Selbst wenn sie (noch) keinen echten Veränderungsdruck verspüren, sollten Unternehmen, die zu echten digitalen Innovatoren werden wollen, ihre Komfortzone verlassen. Positiver formuliert: sie müssen anstreben, nicht nur die Anforderungen ihrer Kunden zu erfüllen, sondern sie zu antizipieren.
SKF, ein Weltmarktführer für Kugellager und ein Zulieferer für viele Branchen macht hier eine gute Figur. Das Unternehmen denkt die Strategie des Kunden mit: SKF fragt sich zum Beispiel, wo die neuralgischen Punkte im Geschäftsmodell von Windturbinen-Betreibern liegen. Die Wartung dieser Windturbinen ist aufwendig, weil die Anlagen geographisch weit auseinanderliegen. Gleichzeitig müssen sie zuverlässig laufen, wenn die Windverhältnisse ideal sind. SKF entwickelt proaktiv Leistungen, die über das eigene Kerngeschäft hinausgehen. In diesem Fall, indem das Unternehmen Möglichkeiten schafft, die Windkraftanlagen mobil und cloudbasiert zu betreiben und zu warten.

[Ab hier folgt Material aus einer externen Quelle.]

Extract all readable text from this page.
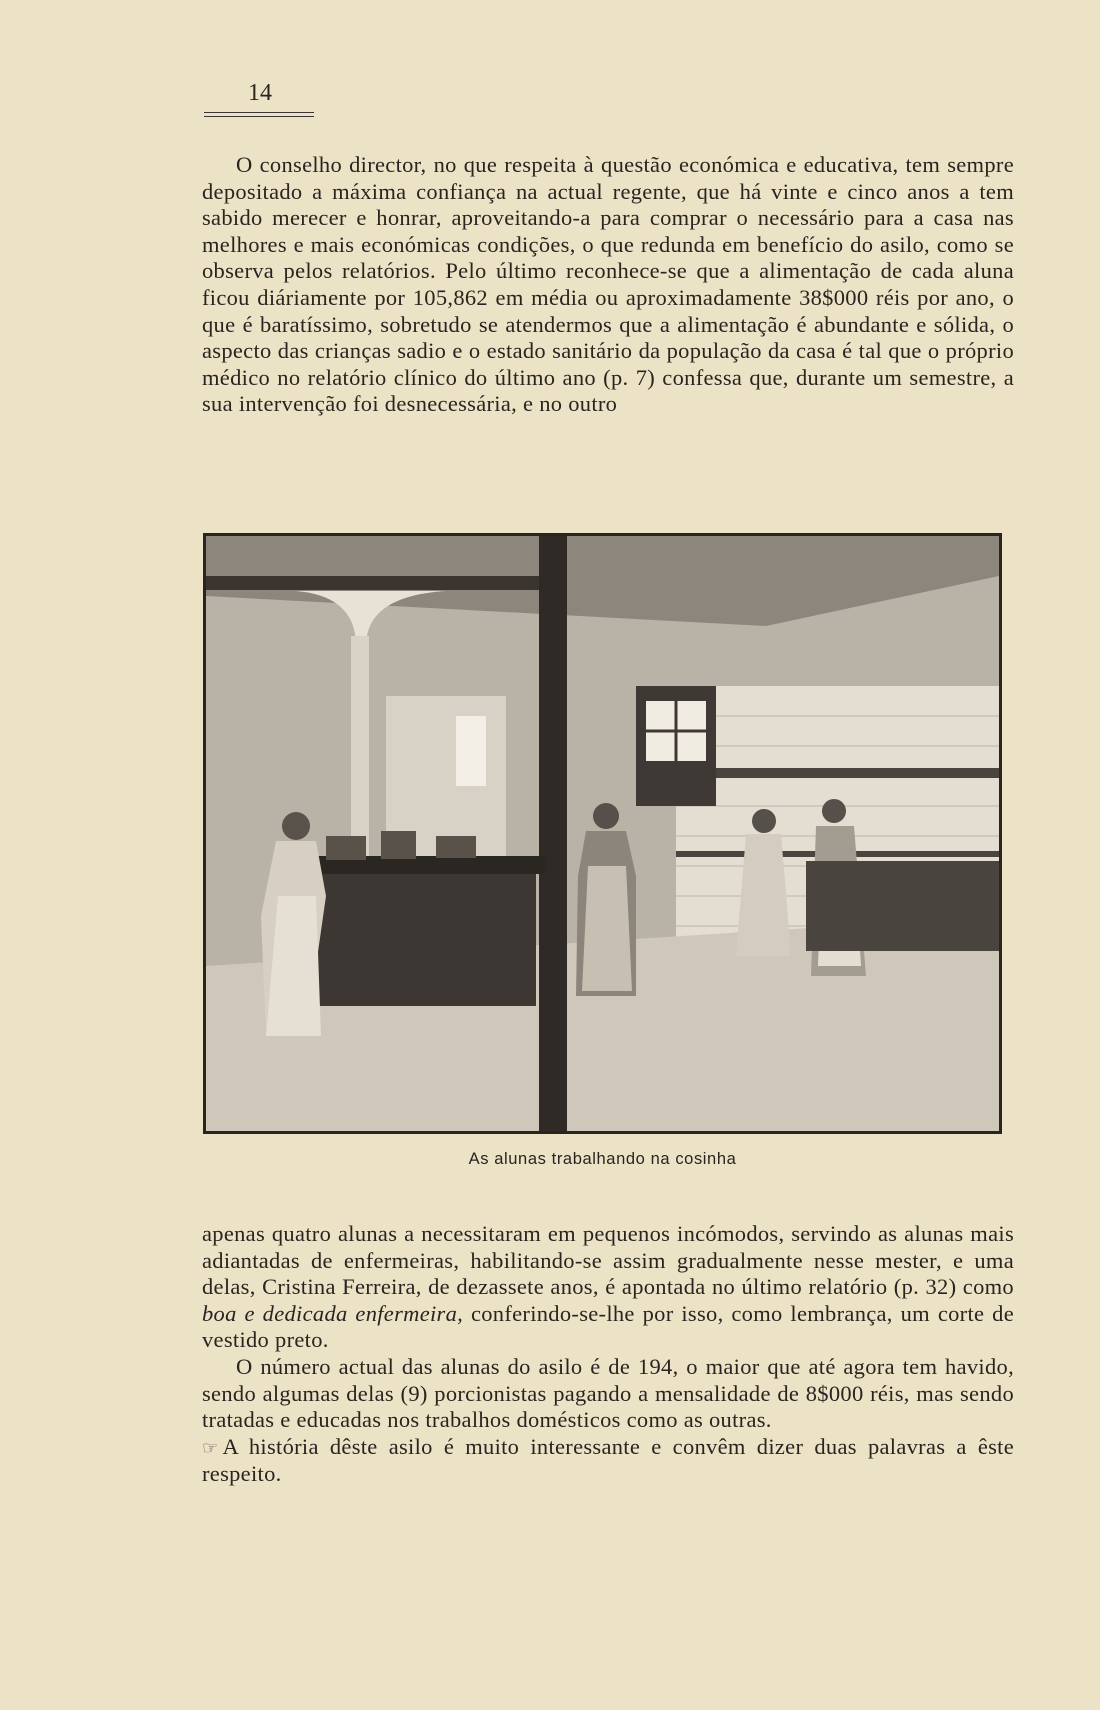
14

O conselho director, no que respeita à questão económica e educativa, tem sempre depositado a máxima confiança na actual regente, que há vinte e cinco anos a tem sabido merecer e honrar, aproveitando-a para comprar o necessário para a casa nas melhores e mais económicas condições, o que redunda em benefício do asilo, como se observa pelos relatórios. Pelo último reconhece-se que a alimentação de cada aluna ficou diáriamente por 105,862 em média ou aproximadamente 38$000 réis por ano, o que é baratíssimo, sobretudo se atendermos que a alimentação é abundante e sólida, o aspecto das crianças sadio e o estado sanitário da população da casa é tal que o próprio médico no relatório clínico do último ano (p. 7) confessa que, durante um semestre, a sua intervenção foi desnecessária, e no outro

As alunas trabalhando na cosinha

apenas quatro alunas a necessitaram em pequenos incómodos, servindo as alunas mais adiantadas de enfermeiras, habilitando-se assim gradualmente nesse mester, e uma delas, Cristina Ferreira, de dezassete anos, é apontada no último relatório (p. 32) como boa e dedicada enfermeira, conferindo-se-lhe por isso, como lembrança, um corte de vestido preto.

O número actual das alunas do asilo é de 194, o maior que até agora tem havido, sendo algumas delas (9) porcionistas pagando a mensalidade de 8$000 réis, mas sendo tratadas e educadas nos trabalhos domésticos como as outras.

☞ A história dêste asilo é muito interessante e convêm dizer duas palavras a êste respeito.
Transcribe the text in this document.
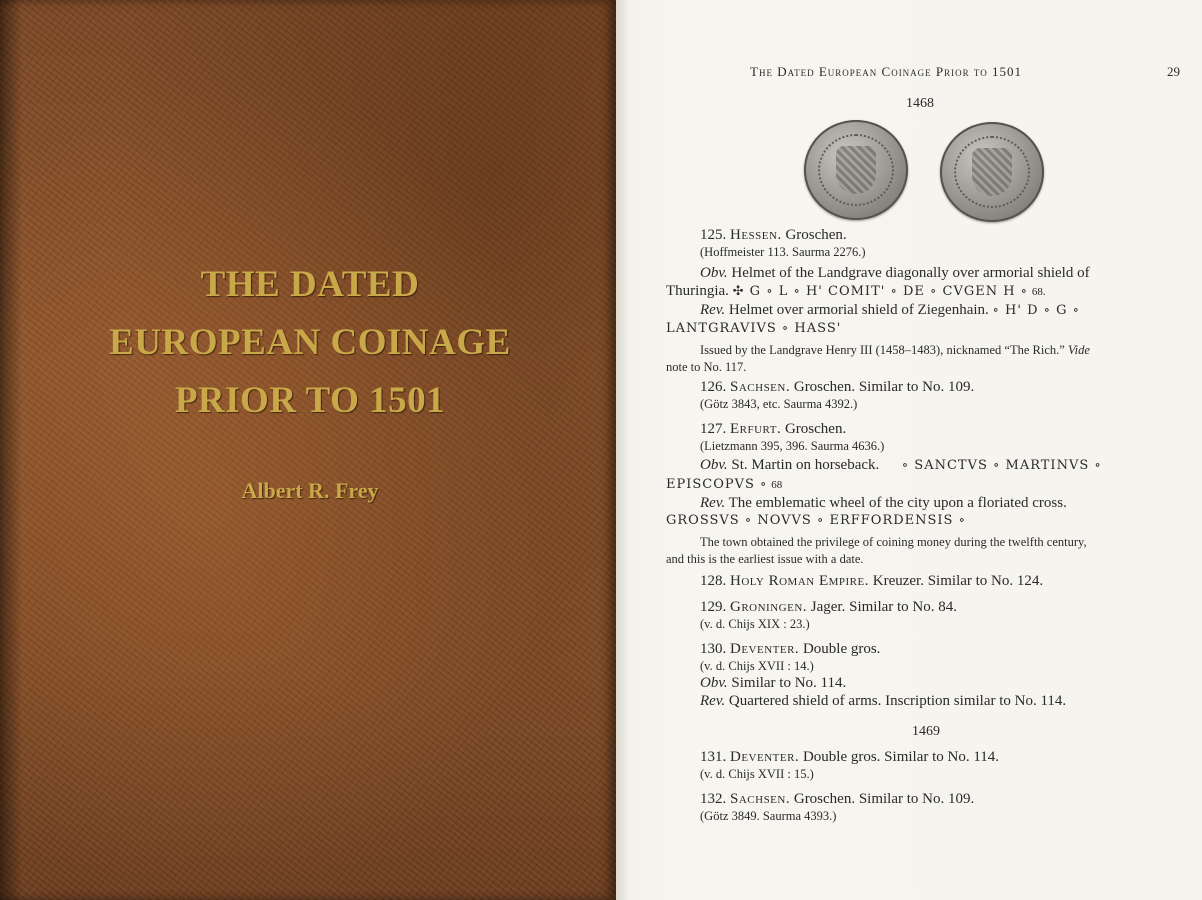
THE DATED
EUROPEAN COINAGE
PRIOR TO 1501
Albert R. Frey
The Dated European Coinage Prior to 1501	29
1468
125. Hessen. Groschen.
(Hoffmeister 113. Saurma 2276.)
Obv. Helmet of the Landgrave diagonally over armorial shield of
Thuringia. ✣ G ∘ L ∘ H' COMIT' ∘ DE ∘ CVGEN H ∘ 68.
Rev. Helmet over armorial shield of Ziegenhain. ∘ H' D ∘ G ∘
LANTGRAVIVS ∘ HASS'
Issued by the Landgrave Henry III (1458–1483), nicknamed “The Rich.” Vide
note to No. 117.
126. Sachsen. Groschen. Similar to No. 109.
(Götz 3843, etc. Saurma 4392.)
127. Erfurt. Groschen.
(Lietzmann 395, 396. Saurma 4636.)
Obv. St. Martin on horseback. ∘ SANCTVS ∘ MARTINVS ∘
EPISCOPVS ∘ 68
Rev. The emblematic wheel of the city upon a floriated cross.
GROSSVS ∘ NOVVS ∘ ERFFORDENSIS ∘
The town obtained the privilege of coining money during the twelfth century,
and this is the earliest issue with a date.
128. Holy Roman Empire. Kreuzer. Similar to No. 124.
129. Groningen. Jager. Similar to No. 84.
(v. d. Chijs XIX : 23.)
130. Deventer. Double gros.
(v. d. Chijs XVII : 14.)
Obv. Similar to No. 114.
Rev. Quartered shield of arms. Inscription similar to No. 114.
1469
131. Deventer. Double gros. Similar to No. 114.
(v. d. Chijs XVII : 15.)
132. Sachsen. Groschen. Similar to No. 109.
(Götz 3849. Saurma 4393.)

Neue Möglichkeiten der Wertschöpfung
Die Digitalisierung erschließt für Unternehmen völlig neue Möglichkeiten der Wertschöpfung. Wer sich eingehend mit den Chancen digitalen Innovierens befasst, wird automatisch beginnen darüber nachzudenken, welchen Wert man in einem Markt künftig schaffen möchte. Beckhoff, ein führender Hersteller von Automatisierungstechnik, ist hierfür ein gutes Beispiel. Beckhoff entwickelte eine Lösung, die Daten von zentralen Fertigungssystemen aus der Werkshalle seiner Kunden in die Cloud sendet. Diese Konnektivität eröffnet eine Kommunikation in zwei Richtungen. Plötzlich sind Kunden von Beckhoff in der Lage, ihre Maschinendaten über die Cloud senden und empfangen. Das bedeutet, sie können von überall auf der Welt ihre Fertigung steuern oder ihre Anlagen warten. Mit einem solchen Angebot wandelt sich das Unternehmen vom Hard- zum Softwareanbieter. Und nicht nur das: Beckhoff treibt mit seinen Lösungen den Wandel des Geschäftsmodells seiner Kunden voran. Dadurch nimmt das Unternehmen in der Wertschöpfungskette eine ganz neue Rolle ein.
Die richtige Einstellung gegenüber digitalen Innovationen in der Unternehmenskultur zu verankern, klappt nicht von heute auf morgen. Gleichzeitig wächst aber die Zahl der Unternehmen, die in der digitalen Welt erfolgreich sind, weil sie genau das geschafft haben. Sie beweisen, dass es die Anstrengung wert ist. Damit ist dann nicht nur die reine Existenz gesichert, sondern der Grundstein für eine blühende Zukunft gelegt.